Plus grave encore, une nouvelle disposition non annoncée au préalable fait son apparition dans le texte soumis au Parlement. Il s’agit de l’extension du contrat dit de chantier. Cette disposition qui existait déjà dans le secteur du bâtiment et des sociétés d’études serait largement étendue. De quoi s’agit-il. On signe un CDI, mais borné dans le temps, ce qui revient très exactement à un CDD. On est embauché pour un projet, pour 6 mois, 1 an voire 2, puis le contrat arrive à son terme, en même temps que le projet. On n’a même pas à être licencié, le contrat s’achève, un point c’est tout !

Article 4 : favoriser la possibilité pour l’employeur de faire valoir son opposition à l’extension de l’accord de branche … s’il en reste un.

Article 5 : revenir sur les critères de pénibilité.

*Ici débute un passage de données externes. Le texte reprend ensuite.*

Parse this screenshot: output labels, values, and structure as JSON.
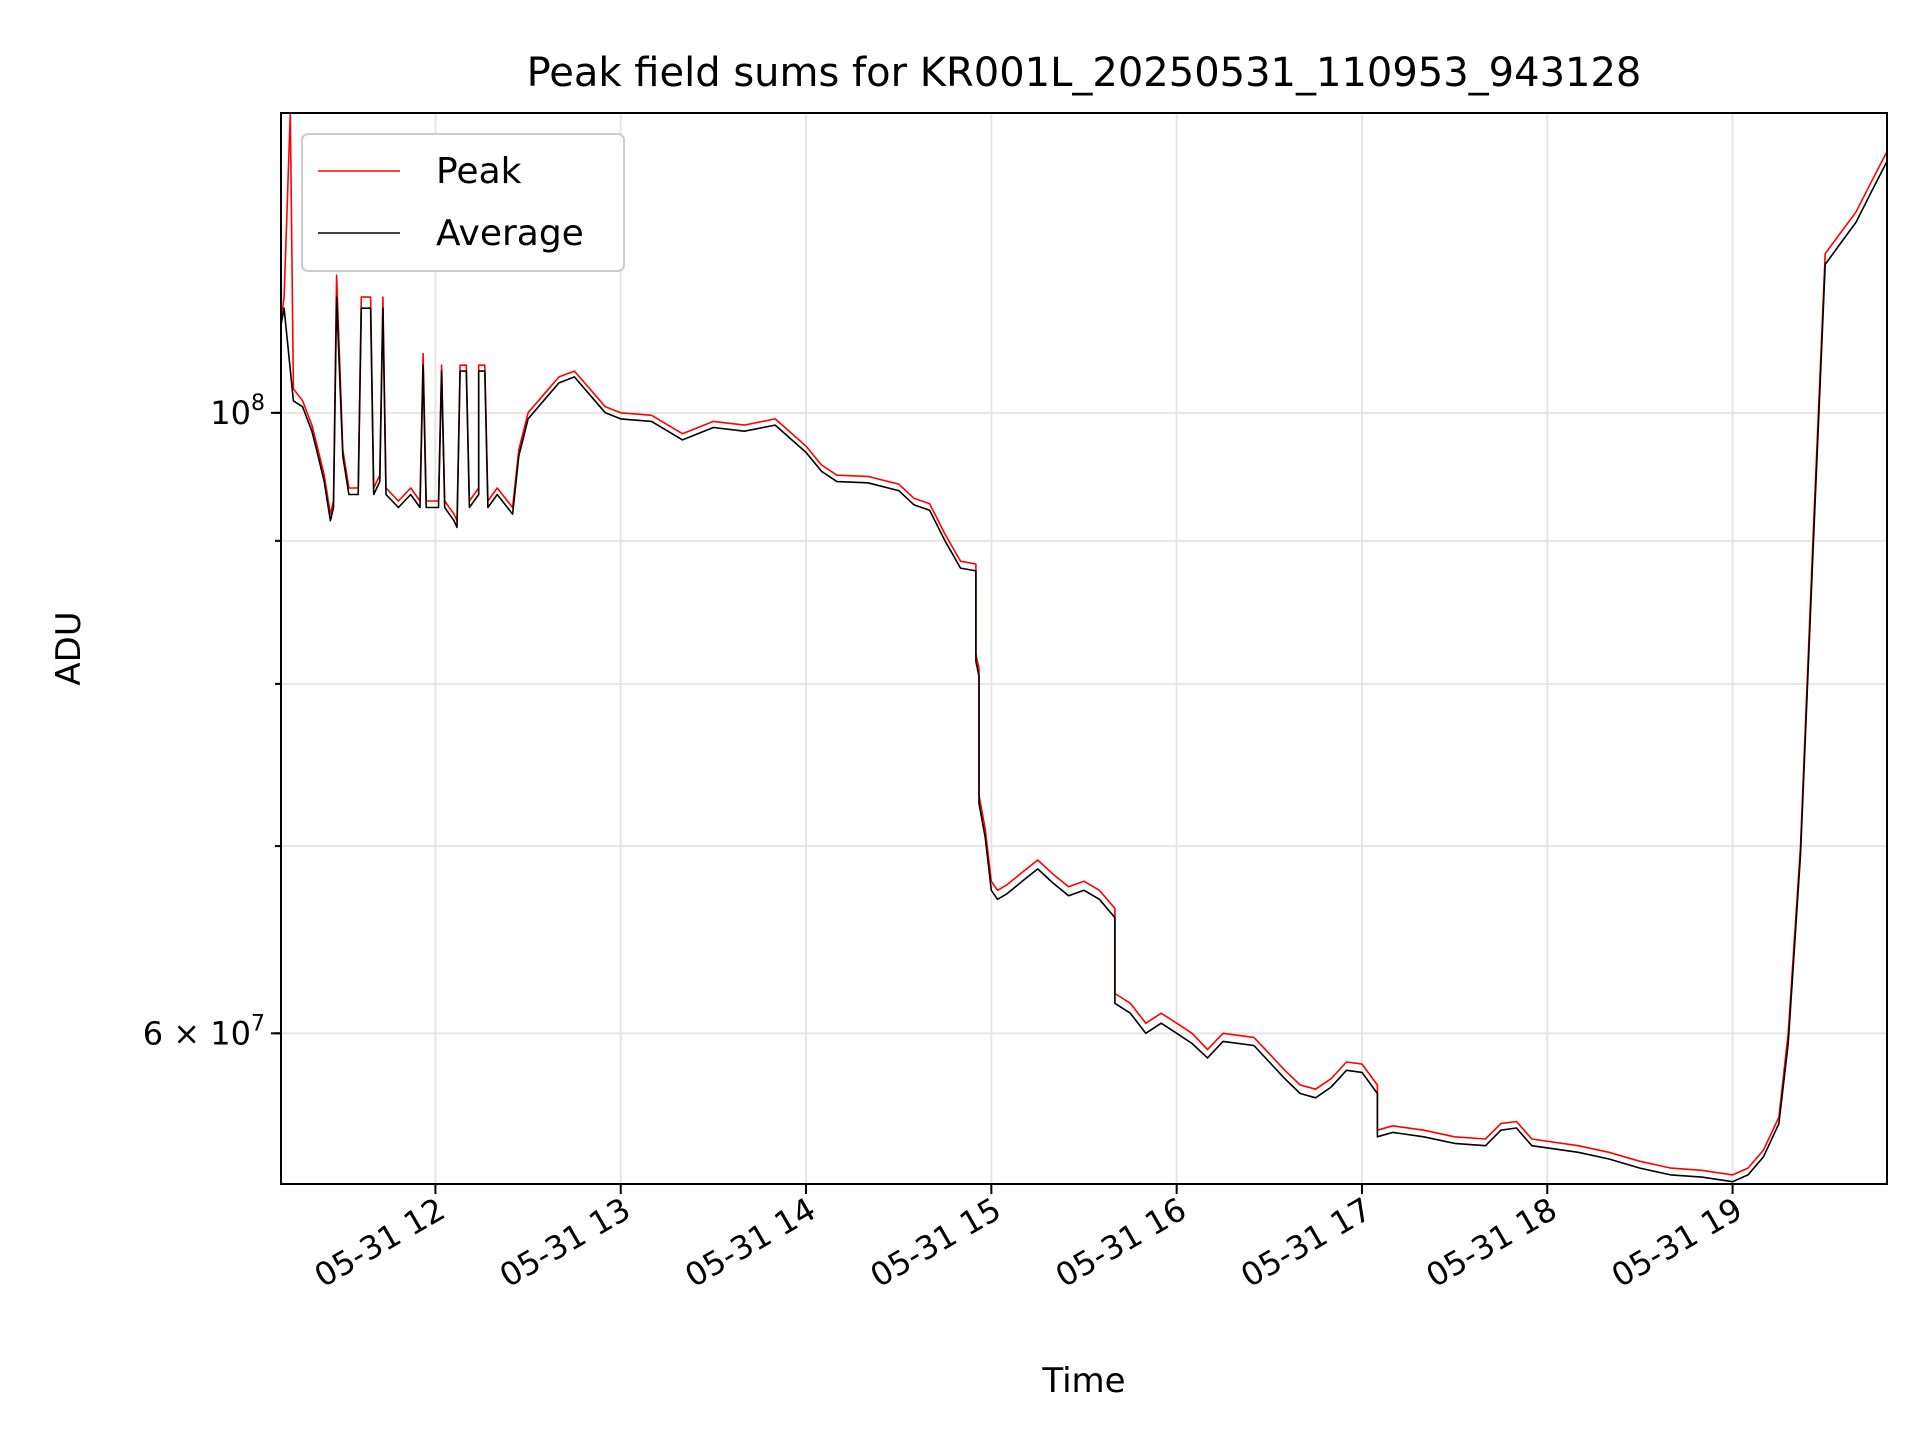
{
  "chart_data": {
    "type": "line",
    "title": "Peak field sums for KR001L_20250531_110953_943128",
    "xlabel": "Time",
    "ylabel": "ADU",
    "x_ticks": [
      "05-31 12",
      "05-31 13",
      "05-31 14",
      "05-31 15",
      "05-31 16",
      "05-31 17",
      "05-31 18",
      "05-31 19"
    ],
    "y_ticks": [
      "10",
      "6 × 10"
    ],
    "y_tick_superscripts": [
      "8",
      "7"
    ],
    "y_scale": "log",
    "xlim": [
      "2025-05-31 11:10",
      "2025-05-31 19:50"
    ],
    "ylim": [
      53000000,
      128000000
    ],
    "grid": true,
    "legend_position": "top-left",
    "series": [
      {
        "name": "Peak",
        "color": "#ff0000",
        "points": [
          [
            "2025-05-31 11:10",
            108000000
          ],
          [
            "2025-05-31 11:11",
            110000000
          ],
          [
            "2025-05-31 11:13",
            128000000
          ],
          [
            "2025-05-31 11:14",
            102000000
          ],
          [
            "2025-05-31 11:17",
            101000000
          ],
          [
            "2025-05-31 11:20",
            99000000
          ],
          [
            "2025-05-31 11:22",
            97000000
          ],
          [
            "2025-05-31 11:24",
            95000000
          ],
          [
            "2025-05-31 11:26",
            92000000
          ],
          [
            "2025-05-31 11:27",
            93000000
          ],
          [
            "2025-05-31 11:28",
            112000000
          ],
          [
            "2025-05-31 11:30",
            97000000
          ],
          [
            "2025-05-31 11:32",
            94000000
          ],
          [
            "2025-05-31 11:35",
            94000000
          ],
          [
            "2025-05-31 11:36",
            110000000
          ],
          [
            "2025-05-31 11:39",
            110000000
          ],
          [
            "2025-05-31 11:40",
            94000000
          ],
          [
            "2025-05-31 11:42",
            95000000
          ],
          [
            "2025-05-31 11:43",
            110000000
          ],
          [
            "2025-05-31 11:44",
            94000000
          ],
          [
            "2025-05-31 11:48",
            93000000
          ],
          [
            "2025-05-31 11:52",
            94000000
          ],
          [
            "2025-05-31 11:55",
            93000000
          ],
          [
            "2025-05-31 11:56",
            105000000
          ],
          [
            "2025-05-31 11:57",
            93000000
          ],
          [
            "2025-05-31 12:01",
            93000000
          ],
          [
            "2025-05-31 12:02",
            104000000
          ],
          [
            "2025-05-31 12:03",
            93000000
          ],
          [
            "2025-05-31 12:06",
            92000000
          ],
          [
            "2025-05-31 12:07",
            91500000
          ],
          [
            "2025-05-31 12:08",
            104000000
          ],
          [
            "2025-05-31 12:10",
            104000000
          ],
          [
            "2025-05-31 12:11",
            93000000
          ],
          [
            "2025-05-31 12:14",
            94000000
          ],
          [
            "2025-05-31 12:14",
            104000000
          ],
          [
            "2025-05-31 12:16",
            104000000
          ],
          [
            "2025-05-31 12:17",
            93000000
          ],
          [
            "2025-05-31 12:20",
            94000000
          ],
          [
            "2025-05-31 12:25",
            92500000
          ],
          [
            "2025-05-31 12:27",
            97000000
          ],
          [
            "2025-05-31 12:30",
            100000000
          ],
          [
            "2025-05-31 12:35",
            101500000
          ],
          [
            "2025-05-31 12:40",
            103000000
          ],
          [
            "2025-05-31 12:45",
            103500000
          ],
          [
            "2025-05-31 12:50",
            102000000
          ],
          [
            "2025-05-31 12:55",
            100500000
          ],
          [
            "2025-05-31 13:00",
            100000000
          ],
          [
            "2025-05-31 13:10",
            99800000
          ],
          [
            "2025-05-31 13:20",
            98300000
          ],
          [
            "2025-05-31 13:30",
            99300000
          ],
          [
            "2025-05-31 13:40",
            99000000
          ],
          [
            "2025-05-31 13:50",
            99500000
          ],
          [
            "2025-05-31 14:00",
            97300000
          ],
          [
            "2025-05-31 14:05",
            95800000
          ],
          [
            "2025-05-31 14:10",
            95000000
          ],
          [
            "2025-05-31 14:20",
            94900000
          ],
          [
            "2025-05-31 14:30",
            94300000
          ],
          [
            "2025-05-31 14:35",
            93200000
          ],
          [
            "2025-05-31 14:40",
            92800000
          ],
          [
            "2025-05-31 14:45",
            90500000
          ],
          [
            "2025-05-31 14:50",
            88500000
          ],
          [
            "2025-05-31 14:55",
            88300000
          ],
          [
            "2025-05-31 14:55",
            82000000
          ],
          [
            "2025-05-31 14:56",
            81000000
          ],
          [
            "2025-05-31 14:56",
            73000000
          ],
          [
            "2025-05-31 14:58",
            71000000
          ],
          [
            "2025-05-31 15:00",
            68000000
          ],
          [
            "2025-05-31 15:02",
            67500000
          ],
          [
            "2025-05-31 15:05",
            67800000
          ],
          [
            "2025-05-31 15:10",
            68500000
          ],
          [
            "2025-05-31 15:15",
            69200000
          ],
          [
            "2025-05-31 15:20",
            68400000
          ],
          [
            "2025-05-31 15:25",
            67700000
          ],
          [
            "2025-05-31 15:30",
            68000000
          ],
          [
            "2025-05-31 15:35",
            67500000
          ],
          [
            "2025-05-31 15:40",
            66500000
          ],
          [
            "2025-05-31 15:40",
            62000000
          ],
          [
            "2025-05-31 15:45",
            61500000
          ],
          [
            "2025-05-31 15:50",
            60500000
          ],
          [
            "2025-05-31 15:55",
            61000000
          ],
          [
            "2025-05-31 16:00",
            60500000
          ],
          [
            "2025-05-31 16:05",
            60000000
          ],
          [
            "2025-05-31 16:10",
            59200000
          ],
          [
            "2025-05-31 16:15",
            60000000
          ],
          [
            "2025-05-31 16:25",
            59800000
          ],
          [
            "2025-05-31 16:30",
            59000000
          ],
          [
            "2025-05-31 16:35",
            58200000
          ],
          [
            "2025-05-31 16:40",
            57500000
          ],
          [
            "2025-05-31 16:45",
            57300000
          ],
          [
            "2025-05-31 16:50",
            57800000
          ],
          [
            "2025-05-31 16:55",
            58600000
          ],
          [
            "2025-05-31 17:00",
            58500000
          ],
          [
            "2025-05-31 17:05",
            57500000
          ],
          [
            "2025-05-31 17:05",
            55400000
          ],
          [
            "2025-05-31 17:10",
            55600000
          ],
          [
            "2025-05-31 17:20",
            55400000
          ],
          [
            "2025-05-31 17:30",
            55100000
          ],
          [
            "2025-05-31 17:40",
            55000000
          ],
          [
            "2025-05-31 17:45",
            55700000
          ],
          [
            "2025-05-31 17:50",
            55800000
          ],
          [
            "2025-05-31 17:55",
            55000000
          ],
          [
            "2025-05-31 18:10",
            54700000
          ],
          [
            "2025-05-31 18:20",
            54400000
          ],
          [
            "2025-05-31 18:30",
            54000000
          ],
          [
            "2025-05-31 18:40",
            53700000
          ],
          [
            "2025-05-31 18:50",
            53600000
          ],
          [
            "2025-05-31 19:00",
            53400000
          ],
          [
            "2025-05-31 19:05",
            53700000
          ],
          [
            "2025-05-31 19:10",
            54500000
          ],
          [
            "2025-05-31 19:15",
            56000000
          ],
          [
            "2025-05-31 19:18",
            60000000
          ],
          [
            "2025-05-31 19:22",
            70000000
          ],
          [
            "2025-05-31 19:26",
            90000000
          ],
          [
            "2025-05-31 19:30",
            114000000
          ],
          [
            "2025-05-31 19:35",
            116000000
          ],
          [
            "2025-05-31 19:40",
            118000000
          ],
          [
            "2025-05-31 19:45",
            121000000
          ],
          [
            "2025-05-31 19:50",
            124000000
          ]
        ]
      },
      {
        "name": "Average",
        "color": "#000000",
        "points": [
          [
            "2025-05-31 11:10",
            107500000
          ],
          [
            "2025-05-31 11:11",
            109000000
          ],
          [
            "2025-05-31 11:14",
            101000000
          ],
          [
            "2025-05-31 11:17",
            100500000
          ],
          [
            "2025-05-31 11:20",
            98500000
          ],
          [
            "2025-05-31 11:22",
            96500000
          ],
          [
            "2025-05-31 11:24",
            94500000
          ],
          [
            "2025-05-31 11:26",
            91500000
          ],
          [
            "2025-05-31 11:27",
            92500000
          ],
          [
            "2025-05-31 11:28",
            110000000
          ],
          [
            "2025-05-31 11:30",
            96500000
          ],
          [
            "2025-05-31 11:32",
            93500000
          ],
          [
            "2025-05-31 11:35",
            93500000
          ],
          [
            "2025-05-31 11:36",
            109000000
          ],
          [
            "2025-05-31 11:39",
            109000000
          ],
          [
            "2025-05-31 11:40",
            93500000
          ],
          [
            "2025-05-31 11:42",
            94500000
          ],
          [
            "2025-05-31 11:43",
            109000000
          ],
          [
            "2025-05-31 11:44",
            93500000
          ],
          [
            "2025-05-31 11:48",
            92500000
          ],
          [
            "2025-05-31 11:52",
            93500000
          ],
          [
            "2025-05-31 11:55",
            92500000
          ],
          [
            "2025-05-31 11:56",
            104000000
          ],
          [
            "2025-05-31 11:57",
            92500000
          ],
          [
            "2025-05-31 12:01",
            92500000
          ],
          [
            "2025-05-31 12:02",
            103500000
          ],
          [
            "2025-05-31 12:03",
            92500000
          ],
          [
            "2025-05-31 12:06",
            91500000
          ],
          [
            "2025-05-31 12:07",
            91000000
          ],
          [
            "2025-05-31 12:08",
            103500000
          ],
          [
            "2025-05-31 12:10",
            103500000
          ],
          [
            "2025-05-31 12:11",
            92500000
          ],
          [
            "2025-05-31 12:14",
            93500000
          ],
          [
            "2025-05-31 12:14",
            103500000
          ],
          [
            "2025-05-31 12:16",
            103500000
          ],
          [
            "2025-05-31 12:17",
            92500000
          ],
          [
            "2025-05-31 12:20",
            93500000
          ],
          [
            "2025-05-31 12:25",
            92000000
          ],
          [
            "2025-05-31 12:27",
            96500000
          ],
          [
            "2025-05-31 12:30",
            99500000
          ],
          [
            "2025-05-31 12:35",
            101000000
          ],
          [
            "2025-05-31 12:40",
            102500000
          ],
          [
            "2025-05-31 12:45",
            103000000
          ],
          [
            "2025-05-31 12:50",
            101500000
          ],
          [
            "2025-05-31 12:55",
            100000000
          ],
          [
            "2025-05-31 13:00",
            99500000
          ],
          [
            "2025-05-31 13:10",
            99300000
          ],
          [
            "2025-05-31 13:20",
            97800000
          ],
          [
            "2025-05-31 13:30",
            98800000
          ],
          [
            "2025-05-31 13:40",
            98500000
          ],
          [
            "2025-05-31 13:50",
            99000000
          ],
          [
            "2025-05-31 14:00",
            96800000
          ],
          [
            "2025-05-31 14:05",
            95300000
          ],
          [
            "2025-05-31 14:10",
            94500000
          ],
          [
            "2025-05-31 14:20",
            94400000
          ],
          [
            "2025-05-31 14:30",
            93800000
          ],
          [
            "2025-05-31 14:35",
            92700000
          ],
          [
            "2025-05-31 14:40",
            92300000
          ],
          [
            "2025-05-31 14:45",
            90000000
          ],
          [
            "2025-05-31 14:50",
            88000000
          ],
          [
            "2025-05-31 14:55",
            87800000
          ],
          [
            "2025-05-31 14:55",
            81500000
          ],
          [
            "2025-05-31 14:56",
            80500000
          ],
          [
            "2025-05-31 14:56",
            72500000
          ],
          [
            "2025-05-31 14:58",
            70500000
          ],
          [
            "2025-05-31 15:00",
            67500000
          ],
          [
            "2025-05-31 15:02",
            67000000
          ],
          [
            "2025-05-31 15:05",
            67300000
          ],
          [
            "2025-05-31 15:10",
            68000000
          ],
          [
            "2025-05-31 15:15",
            68700000
          ],
          [
            "2025-05-31 15:20",
            67900000
          ],
          [
            "2025-05-31 15:25",
            67200000
          ],
          [
            "2025-05-31 15:30",
            67500000
          ],
          [
            "2025-05-31 15:35",
            67000000
          ],
          [
            "2025-05-31 15:40",
            66000000
          ],
          [
            "2025-05-31 15:40",
            61500000
          ],
          [
            "2025-05-31 15:45",
            61000000
          ],
          [
            "2025-05-31 15:50",
            60000000
          ],
          [
            "2025-05-31 15:55",
            60500000
          ],
          [
            "2025-05-31 16:00",
            60000000
          ],
          [
            "2025-05-31 16:05",
            59500000
          ],
          [
            "2025-05-31 16:10",
            58800000
          ],
          [
            "2025-05-31 16:15",
            59600000
          ],
          [
            "2025-05-31 16:25",
            59400000
          ],
          [
            "2025-05-31 16:30",
            58600000
          ],
          [
            "2025-05-31 16:35",
            57800000
          ],
          [
            "2025-05-31 16:40",
            57100000
          ],
          [
            "2025-05-31 16:45",
            56900000
          ],
          [
            "2025-05-31 16:50",
            57400000
          ],
          [
            "2025-05-31 16:55",
            58200000
          ],
          [
            "2025-05-31 17:00",
            58100000
          ],
          [
            "2025-05-31 17:05",
            57100000
          ],
          [
            "2025-05-31 17:05",
            55100000
          ],
          [
            "2025-05-31 17:10",
            55300000
          ],
          [
            "2025-05-31 17:20",
            55100000
          ],
          [
            "2025-05-31 17:30",
            54800000
          ],
          [
            "2025-05-31 17:40",
            54700000
          ],
          [
            "2025-05-31 17:45",
            55400000
          ],
          [
            "2025-05-31 17:50",
            55500000
          ],
          [
            "2025-05-31 17:55",
            54700000
          ],
          [
            "2025-05-31 18:10",
            54400000
          ],
          [
            "2025-05-31 18:20",
            54100000
          ],
          [
            "2025-05-31 18:30",
            53700000
          ],
          [
            "2025-05-31 18:40",
            53400000
          ],
          [
            "2025-05-31 18:50",
            53300000
          ],
          [
            "2025-05-31 19:00",
            53100000
          ],
          [
            "2025-05-31 19:05",
            53400000
          ],
          [
            "2025-05-31 19:10",
            54200000
          ],
          [
            "2025-05-31 19:15",
            55700000
          ],
          [
            "2025-05-31 19:18",
            59500000
          ],
          [
            "2025-05-31 19:22",
            69500000
          ],
          [
            "2025-05-31 19:26",
            89000000
          ],
          [
            "2025-05-31 19:30",
            113000000
          ],
          [
            "2025-05-31 19:35",
            115000000
          ],
          [
            "2025-05-31 19:40",
            117000000
          ],
          [
            "2025-05-31 19:45",
            120000000
          ],
          [
            "2025-05-31 19:50",
            123000000
          ]
        ]
      }
    ]
  }
}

Le port de charges lourdes, le travail sur des machines vibrantes (marteau piqueur, …), le contact des produits chimiques ne seraient plus considérés comme des facteurs de pénibilité. Autant dire que, dès lors, rien ne pourrait être considéré comme pénible.

Article 7 : l’extension du travail du dimanche et de nuit

Cet article a pour but de proroger les dispositions transitoires prévues dans la loi Macron du 6 août 2015, notamment en matière de travail du dimanche, de nuit, mais également de d’Uberisation des transports en commun.

Article 9 : report du prélèvement à la source

Cette réforme est un vrai danger pour l’impôt progressif et les cotisations sociales. Ce report, pour des raisons soi-disant techniques, est en réalité destiné à réaliser la fusion de l’IR et de la CSG et le transfert de toutes les cotisations sociales sur l’impôt. C’est la disparition et le vol pur et simple du salaire différé.

Pour FO ADP, face à cette avalanche d’annonces, et en l’attente des textes définitifs il convient de rappeler nos revendications :

• Non aux ordonnances, • Non à la casse du code du travail, • Maintien de la liberté de négociation, • Non à la fusion Impôt sur le Revenu / CSG

Si le gouvernement maintenait ses visées, franchissait « les lignes rouges » selon l’expression consacrée, alors avec FO, les salariés seraient en droit de revendiquer l’abandon et le retrait de toutes les mesures. Nous resterons donc vigilants durant tout l’été. Régulièrement, FO s’engage à informer les salariés de l’état d’avancement des « discussions » et annonces gouvernementales.